Another television show from the early 1990’s which has positive family values that people do tend to remember, in contrast, is Home Improvement. This wildly popular TV show focused on the trials and life of the Taylor family: Tim (dad), Jill (mom), Brad (oldest son), Randy (middle son), and Mark (youngest son). The thing that always stood out to me when watching this show was that there was very little arguing beyond what normally happens in a family as well as the fact that the Taylor family is always seen working through their problems rather than cutting and running when the going gets tough.
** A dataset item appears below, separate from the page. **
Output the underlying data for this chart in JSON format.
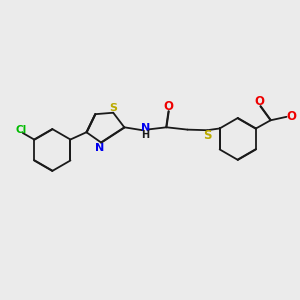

In conclusion, family values are not as important as they once were, as indicated by the content of many current popular television programs. If anything is going to change for the better in American culture, family values should be emphasized in our TV shows. But TV executives often do not feel it is their responsibility to preach any kinds of morality. People can deny their influence all they want, but the fact is our programs may be said to reflect who we are, but they also  tend to validate our values. Think about it.